C’est un rappel de l’impact de l’homme sur cette planète. Ce virus a commencé chez un animal et se propage dans le monde entier. L’étalement urbain, les pesticides et le commerce international ont altéré les écosystèmes et endommagé la biodiversité. Les choix que nous faisons en matière d’alimentation, d’habits, de voyage et bien d’autres, toutes ces choses ont un impact sur le monde naturel et lorsque nous le faisons, on rapproche les animaux sauvages de nous.

Changement de l’écosystème

Les hommes on t passé des décennies à modifier les écosystèmes à une échelle sans précédent dans les temps modernes. Selon le Fonds mondial pour la nature, près d’un million d’espèces de plantes et d’animaux sont menacées d’extinction et 40 % des insectes sont menacés. Cette annihilation biologique représente un assaut effrayant sur les fondements de la civilisation humaine. Jusqsu’à 50 % des animaux qui ont autrefois partagé la Terre avec nous, ainsi que des milliards d’autres populations sont déjà partis. Cela a ainsi rapproché les hommes des animaux. Et ce rapprochement est en outre à l’origine de la propagation de ce virus.

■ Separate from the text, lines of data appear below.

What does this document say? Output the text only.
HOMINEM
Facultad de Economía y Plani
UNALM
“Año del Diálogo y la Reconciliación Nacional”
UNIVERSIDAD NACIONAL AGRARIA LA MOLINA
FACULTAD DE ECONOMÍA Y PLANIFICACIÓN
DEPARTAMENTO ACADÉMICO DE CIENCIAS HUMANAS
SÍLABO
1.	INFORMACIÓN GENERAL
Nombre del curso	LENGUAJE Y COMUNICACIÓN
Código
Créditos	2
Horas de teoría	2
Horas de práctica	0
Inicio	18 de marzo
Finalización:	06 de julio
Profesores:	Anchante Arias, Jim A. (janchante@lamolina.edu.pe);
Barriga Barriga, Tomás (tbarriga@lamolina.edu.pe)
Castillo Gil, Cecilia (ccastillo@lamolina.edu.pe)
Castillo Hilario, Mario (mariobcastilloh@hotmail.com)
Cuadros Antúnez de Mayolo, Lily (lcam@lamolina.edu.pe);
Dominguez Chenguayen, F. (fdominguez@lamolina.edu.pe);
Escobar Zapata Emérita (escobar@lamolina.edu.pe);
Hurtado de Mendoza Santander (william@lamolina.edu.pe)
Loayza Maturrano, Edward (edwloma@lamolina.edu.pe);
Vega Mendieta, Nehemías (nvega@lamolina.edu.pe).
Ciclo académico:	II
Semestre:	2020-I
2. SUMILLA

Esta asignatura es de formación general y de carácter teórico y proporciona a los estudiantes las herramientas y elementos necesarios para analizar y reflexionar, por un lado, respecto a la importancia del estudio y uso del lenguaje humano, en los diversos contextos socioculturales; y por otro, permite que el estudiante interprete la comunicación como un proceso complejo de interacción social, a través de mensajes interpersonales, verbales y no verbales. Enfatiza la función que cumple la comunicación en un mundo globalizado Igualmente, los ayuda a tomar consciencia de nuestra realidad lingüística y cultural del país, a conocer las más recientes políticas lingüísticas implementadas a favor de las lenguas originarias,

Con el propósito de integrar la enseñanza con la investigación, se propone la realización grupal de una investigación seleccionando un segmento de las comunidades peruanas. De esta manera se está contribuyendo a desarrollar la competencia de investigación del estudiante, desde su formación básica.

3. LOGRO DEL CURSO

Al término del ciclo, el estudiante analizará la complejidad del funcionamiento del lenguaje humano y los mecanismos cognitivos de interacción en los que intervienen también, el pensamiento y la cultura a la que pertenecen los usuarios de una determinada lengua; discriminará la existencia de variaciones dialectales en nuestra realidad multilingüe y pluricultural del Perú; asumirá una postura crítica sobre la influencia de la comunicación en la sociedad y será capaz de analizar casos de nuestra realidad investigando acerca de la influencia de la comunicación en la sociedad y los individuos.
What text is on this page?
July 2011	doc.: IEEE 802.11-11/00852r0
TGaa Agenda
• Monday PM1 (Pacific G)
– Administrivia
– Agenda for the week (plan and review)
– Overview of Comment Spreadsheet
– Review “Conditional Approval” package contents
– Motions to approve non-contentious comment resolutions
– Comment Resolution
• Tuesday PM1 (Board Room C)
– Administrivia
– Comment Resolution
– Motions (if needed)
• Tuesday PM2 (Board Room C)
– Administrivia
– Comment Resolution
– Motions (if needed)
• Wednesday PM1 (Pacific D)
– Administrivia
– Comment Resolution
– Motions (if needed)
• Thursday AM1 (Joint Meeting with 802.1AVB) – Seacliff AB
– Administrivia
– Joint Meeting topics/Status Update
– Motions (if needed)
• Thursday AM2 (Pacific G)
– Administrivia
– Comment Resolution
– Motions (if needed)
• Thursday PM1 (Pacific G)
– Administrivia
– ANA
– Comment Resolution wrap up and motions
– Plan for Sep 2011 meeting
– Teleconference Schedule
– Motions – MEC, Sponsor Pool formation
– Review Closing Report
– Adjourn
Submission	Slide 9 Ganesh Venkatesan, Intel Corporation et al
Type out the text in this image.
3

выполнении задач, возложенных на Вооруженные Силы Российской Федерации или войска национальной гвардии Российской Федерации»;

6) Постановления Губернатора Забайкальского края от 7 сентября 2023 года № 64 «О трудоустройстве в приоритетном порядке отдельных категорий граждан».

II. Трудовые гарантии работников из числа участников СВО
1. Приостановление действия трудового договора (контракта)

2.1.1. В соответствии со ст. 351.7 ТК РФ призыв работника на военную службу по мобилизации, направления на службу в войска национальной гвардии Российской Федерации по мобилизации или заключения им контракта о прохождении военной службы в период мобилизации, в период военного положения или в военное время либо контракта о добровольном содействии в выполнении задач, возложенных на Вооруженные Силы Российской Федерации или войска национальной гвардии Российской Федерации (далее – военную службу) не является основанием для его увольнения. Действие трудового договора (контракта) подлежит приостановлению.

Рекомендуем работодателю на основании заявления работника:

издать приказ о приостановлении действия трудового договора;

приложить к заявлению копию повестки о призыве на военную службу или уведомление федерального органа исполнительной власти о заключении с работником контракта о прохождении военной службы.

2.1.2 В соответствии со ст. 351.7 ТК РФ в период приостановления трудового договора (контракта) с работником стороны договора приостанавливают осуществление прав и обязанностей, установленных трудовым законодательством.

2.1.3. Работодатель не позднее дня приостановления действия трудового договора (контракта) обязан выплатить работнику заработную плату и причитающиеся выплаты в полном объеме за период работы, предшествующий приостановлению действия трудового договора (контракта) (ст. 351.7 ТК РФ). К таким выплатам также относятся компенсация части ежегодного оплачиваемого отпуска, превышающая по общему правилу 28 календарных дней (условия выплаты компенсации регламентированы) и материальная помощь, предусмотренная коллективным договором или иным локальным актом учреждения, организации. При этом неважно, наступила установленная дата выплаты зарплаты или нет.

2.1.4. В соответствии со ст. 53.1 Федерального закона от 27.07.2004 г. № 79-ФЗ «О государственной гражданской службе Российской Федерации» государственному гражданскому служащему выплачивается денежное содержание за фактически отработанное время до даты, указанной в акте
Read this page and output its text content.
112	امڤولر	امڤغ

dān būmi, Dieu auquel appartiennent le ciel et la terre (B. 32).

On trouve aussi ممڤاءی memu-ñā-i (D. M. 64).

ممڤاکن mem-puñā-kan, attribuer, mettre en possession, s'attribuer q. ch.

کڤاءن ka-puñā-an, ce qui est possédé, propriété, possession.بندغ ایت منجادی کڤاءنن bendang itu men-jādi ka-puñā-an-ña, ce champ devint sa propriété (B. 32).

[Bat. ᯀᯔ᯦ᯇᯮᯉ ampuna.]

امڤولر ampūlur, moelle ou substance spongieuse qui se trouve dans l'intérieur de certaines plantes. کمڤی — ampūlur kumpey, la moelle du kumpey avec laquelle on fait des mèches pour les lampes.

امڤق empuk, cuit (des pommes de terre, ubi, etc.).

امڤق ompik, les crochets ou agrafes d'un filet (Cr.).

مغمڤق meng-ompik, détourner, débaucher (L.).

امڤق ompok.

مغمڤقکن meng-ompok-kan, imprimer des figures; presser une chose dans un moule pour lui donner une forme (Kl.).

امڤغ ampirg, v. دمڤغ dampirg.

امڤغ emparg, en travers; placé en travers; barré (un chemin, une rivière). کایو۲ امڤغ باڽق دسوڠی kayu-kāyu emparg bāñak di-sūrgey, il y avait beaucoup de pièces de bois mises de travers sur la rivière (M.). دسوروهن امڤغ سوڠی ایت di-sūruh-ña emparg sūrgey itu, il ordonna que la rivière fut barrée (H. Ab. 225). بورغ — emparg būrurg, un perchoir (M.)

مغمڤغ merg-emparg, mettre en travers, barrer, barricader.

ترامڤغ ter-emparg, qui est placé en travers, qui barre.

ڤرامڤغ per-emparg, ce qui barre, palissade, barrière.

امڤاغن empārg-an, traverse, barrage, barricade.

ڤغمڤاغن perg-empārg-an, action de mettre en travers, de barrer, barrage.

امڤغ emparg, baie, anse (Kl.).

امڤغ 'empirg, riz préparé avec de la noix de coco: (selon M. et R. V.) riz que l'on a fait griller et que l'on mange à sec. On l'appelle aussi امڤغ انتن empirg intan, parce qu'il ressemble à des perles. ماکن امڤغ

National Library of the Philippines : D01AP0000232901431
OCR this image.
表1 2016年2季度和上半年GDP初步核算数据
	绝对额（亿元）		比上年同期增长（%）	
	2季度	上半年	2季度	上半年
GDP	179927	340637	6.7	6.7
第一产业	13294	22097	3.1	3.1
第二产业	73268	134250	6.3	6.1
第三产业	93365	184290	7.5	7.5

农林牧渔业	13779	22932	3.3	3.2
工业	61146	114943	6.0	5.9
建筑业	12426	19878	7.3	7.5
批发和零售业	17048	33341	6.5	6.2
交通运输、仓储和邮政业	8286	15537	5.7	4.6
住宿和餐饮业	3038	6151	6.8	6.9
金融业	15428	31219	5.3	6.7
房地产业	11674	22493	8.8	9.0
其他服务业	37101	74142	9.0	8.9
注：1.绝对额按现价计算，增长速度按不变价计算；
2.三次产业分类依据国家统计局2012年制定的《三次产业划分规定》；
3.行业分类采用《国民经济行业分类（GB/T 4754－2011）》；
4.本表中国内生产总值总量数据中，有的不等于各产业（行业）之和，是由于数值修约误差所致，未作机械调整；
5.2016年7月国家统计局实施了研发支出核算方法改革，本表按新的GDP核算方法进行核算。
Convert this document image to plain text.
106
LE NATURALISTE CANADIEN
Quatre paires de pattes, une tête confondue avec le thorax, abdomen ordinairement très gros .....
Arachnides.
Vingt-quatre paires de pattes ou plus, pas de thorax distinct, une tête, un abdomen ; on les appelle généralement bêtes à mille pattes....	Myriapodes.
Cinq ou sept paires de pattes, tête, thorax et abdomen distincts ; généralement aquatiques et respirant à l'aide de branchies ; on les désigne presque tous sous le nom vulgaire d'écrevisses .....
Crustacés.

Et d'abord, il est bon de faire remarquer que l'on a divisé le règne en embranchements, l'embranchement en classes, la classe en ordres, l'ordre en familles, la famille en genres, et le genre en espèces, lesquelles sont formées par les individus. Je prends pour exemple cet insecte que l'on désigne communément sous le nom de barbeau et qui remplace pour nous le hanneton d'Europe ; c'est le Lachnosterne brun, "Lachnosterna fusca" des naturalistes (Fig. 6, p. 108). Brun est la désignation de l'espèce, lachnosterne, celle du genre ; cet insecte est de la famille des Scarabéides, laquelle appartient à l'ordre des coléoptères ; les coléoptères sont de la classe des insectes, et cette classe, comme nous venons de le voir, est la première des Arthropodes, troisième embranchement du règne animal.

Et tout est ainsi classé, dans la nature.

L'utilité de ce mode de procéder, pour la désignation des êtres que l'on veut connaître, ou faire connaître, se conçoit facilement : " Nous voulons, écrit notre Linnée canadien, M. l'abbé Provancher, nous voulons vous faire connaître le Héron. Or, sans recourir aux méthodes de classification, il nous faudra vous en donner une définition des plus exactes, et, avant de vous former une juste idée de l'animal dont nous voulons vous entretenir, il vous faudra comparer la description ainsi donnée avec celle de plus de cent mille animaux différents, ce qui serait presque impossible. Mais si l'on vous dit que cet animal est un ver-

Le virus Ebola, le Sras et maintenant le coronavirus ont tous commencé comme des agents pathogènes passant des animaux aux humains. Environ les trois quarts des nouvelles maladies humaines sont d’origine animale. Cette propagation est due au fait que les animaux sauvages, comme les primates et les chauves-souris, sont de plus en plus présents dans la vie humaine.

D’où provient le Covid-19 ?

La réponse est simple. Les scientifiques supposent que le virus est originaire des chauves-souris, mais ils ne savent pas exactement comment il a atteint les humains. Malgré des années de travail pour cataloguer les virus, ils n’avaient jamais observé ce virus particulier auparavant. Il est clair que les chauves-souris ont été à l’origine du Sras. Le parent le plus proche est un virus trouvé dans une chauve-souris dans le sud de la Chine en 2013.

Ce qui est étonnant, c’est que les scientifiques ont recherché activement des virus partout dans le monde depuis des décennies et ont trouvé des milliers de nouveaux virus dans de nombreux hôtes animaux, mais n’ont jamais trouvé ce virus en particulier.